The funding from the Bus Partnership Fund (BPF) will support progressing a strategic business case appraisal for 15 intervention areas in West Lothian.
This aims to deliver key improvements to bus services in West Lothian, such as: reduce delays; encourage more people to use bus travel; reduce environmental impact; improve air quality; and develop more North-South connectivity within the West Lothian area.
The West Lothian Bus Alliance is independently chaired by Bus Users Scotland and includes representatives from West Lothian Council and SEStran, as well as bus operators Lothian Country, First Bus, Stage Coach, Scottish Citylink, E&M Horsburgh, SD Travel and Prentice Westwood.
Greig MacKay, director of Bus Users Scotland and chairman of the West Lothian Bus Alliance said: “The Alliance demonstrates how effectively, a collaborative approach can lock in real benefits for bus passengers. With improved reliability of services and quicker journey times across the key corridors that the alliance has identified.
"It is hoped that both of these two measures will increase bus patronage and encourage modal shift onto public transport, as well as helping tackling climate change targets for West Lothian Council.”
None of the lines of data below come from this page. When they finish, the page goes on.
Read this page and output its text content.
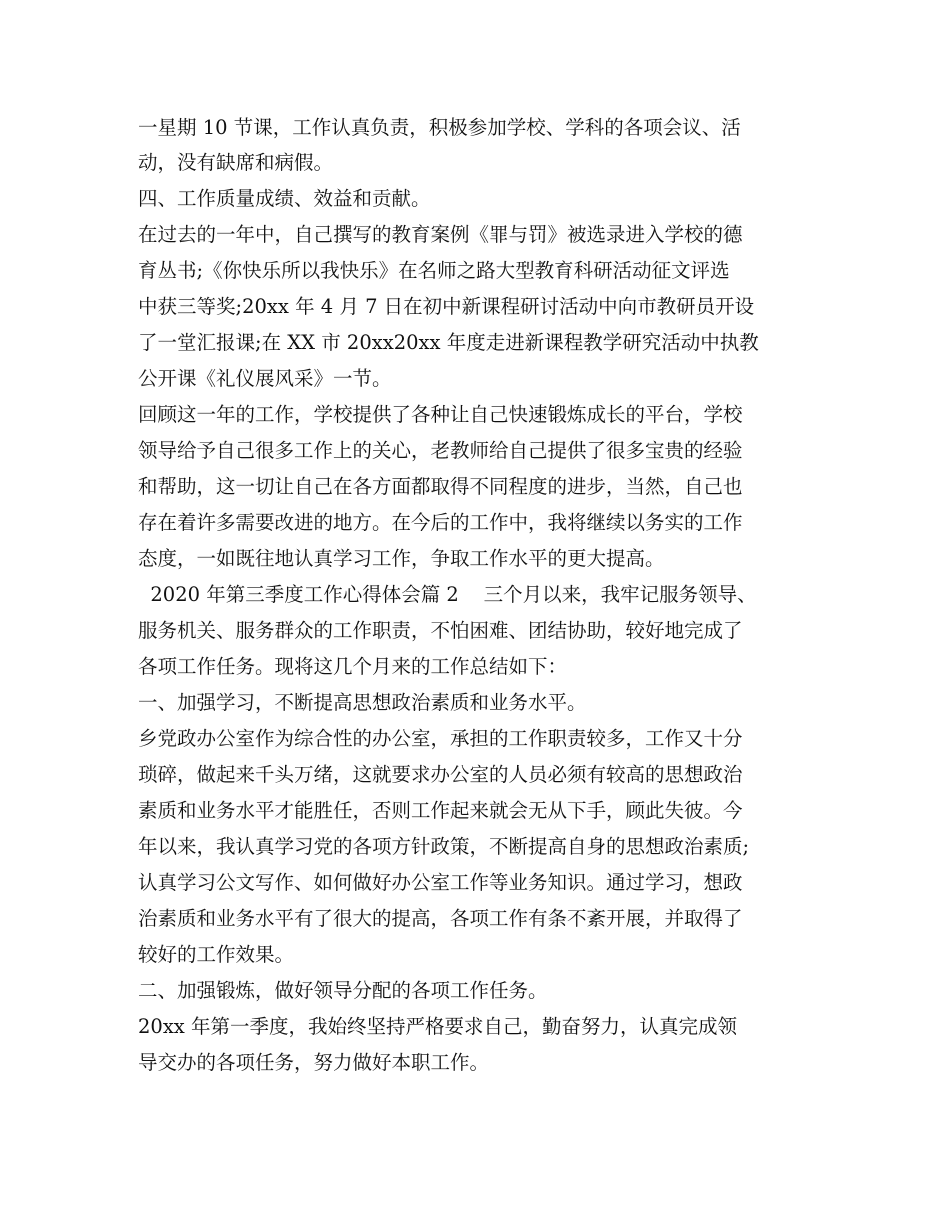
一星期 10 节课，工作认真负责，积极参加学校、学科的各项会议、活
动，没有缺席和病假。
四、工作质量成绩、效益和贡献。
在过去的一年中，自己撰写的教育案例《罪与罚》被选录进入学校的德
育丛书;《你快乐所以我快乐》在名师之路大型教育科研活动征文评选
中获三等奖;20xx 年 4 月 7 日在初中新课程研讨活动中向市教研员开设
了一堂汇报课;在 XX 市 20xx20xx 年度走进新课程教学研究活动中执教
公开课《礼仪展风采》一节。
回顾这一年的工作，学校提供了各种让自己快速锻炼成长的平台，学校
领导给予自己很多工作上的关心，老教师给自己提供了很多宝贵的经验
和帮助，这一切让自己在各方面都取得不同程度的进步，当然，自己也
存在着许多需要改进的地方。在今后的工作中，我将继续以务实的工作
态度，一如既往地认真学习工作，争取工作水平的更大提高。
2020 年第三季度工作心得体会篇 2    三个月以来，我牢记服务领导、
服务机关、服务群众的工作职责，不怕困难、团结协助，较好地完成了
各项工作任务。现将这几个月来的工作总结如下：
一、加强学习，不断提高思想政治素质和业务水平。
乡党政办公室作为综合性的办公室，承担的工作职责较多，工作又十分
琐碎，做起来千头万绪，这就要求办公室的人员必须有较高的思想政治
素质和业务水平才能胜任，否则工作起来就会无从下手，顾此失彼。今
年以来，我认真学习党的各项方针政策，不断提高自身的思想政治素质;
认真学习公文写作、如何做好办公室工作等业务知识。通过学习，想政
治素质和业务水平有了很大的提高，各项工作有条不紊开展，并取得了
较好的工作效果。
二、加强锻炼，做好领导分配的各项工作任务。
20xx 年第一季度，我始终坚持严格要求自己，勤奋努力，认真完成领
导交办的各项任务，努力做好本职工作。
West Lothian’s Executive councillor for development and transport Cathy Muldoon said: “We are delighted to work as part of the West Lothian Bus Alliance to help improve public transport locally.”
She added: “With this support from Transport Scotland, we hope that all the partners working together can deliver real tangible benefits for West Lothian bus users.
“It has potential to have a hugely positive impact in a wide range of ways, for example opening up new job and leisure opportunities and reducing our environmental impact.”
The local bus network contributes to a number of outcomes by connecting communities with services and employment.
Options for addressing issues affecting bus transport could include: giving buses priority; bus priority signaling; bus stop modifications; junction modification; and parking and other traffic control measures.
Nigel Serafini, interim managing director for Lothian said: “We are delighted to be partnering West Lothian Council in the successful bid for funding through Transport Scotland’s Bus Partnership Fund.
“As we look to encourage the use of public transport as part of Scottish Government’s wider environmental agenda, we hope these infrastructure improvements and bus priority measures will further enhance the capability of our Lothian Country operation in the provision of a consistently reliable standard of service for our customers.”
Graeme Macfarlan, commercial director for First Bus Scotland, said: “It is fantastic to have received approval from Transport Scotland on so many of the interventions that were submitted. This is not only great news for us as an operator as part of the West Lothian Bus Alliance, but also for bus customers.
“This funding will help us to invest in measures to combat congestion hotspots, in turn improving journey times, reliability, punctuality and waiting infrastructure for customers across the region.
“The role of the bus has never been more important in the current climate as we target reduced emissions and congestion. These developments are a real vote of confidence in the part that bus has to play in encouraging modal shift away from car to more sustainable forms of transport.”